Ce mercredi 12 août, des centaines de passagers du ferry Majestic de la compagnie GNV, assurant la liaison Sète-Nador (Maroc), ont attendu plusieurs heures dans le port de Sète sous une chaleur accablante, avant d'être informés que la climatisation du navire était partiellement en panne. Certains ont dû signer une décharge pour embarquer, sous peine de repartir une semaine plus tard.
Une attente interminable sous un soleil de plomb
La majorité des passagers est arrivée à Sète avant midi, comme demandé, souvent après un voyage de nuit sans sommeil, pour un enregistrement prévu à 14 h et un départ à 18 h. Beaucoup viennent de loin : Driss de Saint-Étienne, Françoise de Strasbourg, Omar de Clermont-Ferrand, Ismaïl de Paris, Amina et Fadila de Montreux, en Suisse. Sur le parking, il fait plus de 30 °C à l'extérieur et plus de 40 °C dans les véhicules. « Sous cette canicule, c'est affreux. C'est un enfer, un cauchemar », témoigne un passager.
Omar, à bout, dénonce le manque d'assistance : « Il n'y a pas une ombre sur ce parking (quelques tentes permettent cependant de se mettre à l'ombre, NDLR). Ma femme est diabétique et insuffisante cardiaque. Mais regardez : on n'a aucune assistance, pas une bouteille d'eau alors qu'on brûle. » Dans les voitures climatisées, les moteurs tournent pour faire baisser la température dans l'habitacle. « C'est fatigant. Ce n'est pas normal de vivre ça », souligne Driss.

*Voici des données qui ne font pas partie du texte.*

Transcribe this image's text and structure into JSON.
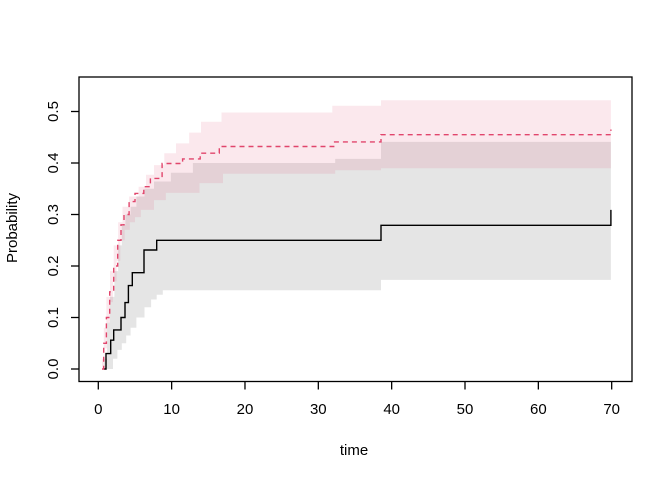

La panne de climatisation et la décharge imposée
La colère est montée d'un cran quand les passagers ont appris que le bateau serait partiellement privé de climatisation. « Il a fallu signer une décharge. C'était soit accepter de voyager dans ces conditions, soit ne partir que dans une semaine », peste Omar. Certains passagers prennent leur mal en patience. « On préfère garder le sourire et rester positives. Mais peut-être qu'on va crever sur ce bateau ! », lancent Amina et Fadila.
Une traversée de 46 h 30 avec escale à Barcelone
La traversée de Sète à Nador doit durer 46 h 30, avec une escale à Barcelone. À 18 h, heure prévue pour le départ, les passagers embarquaient. La compagnie GNV n'a pas encore communiqué sur les modalités de dédommagement éventuel.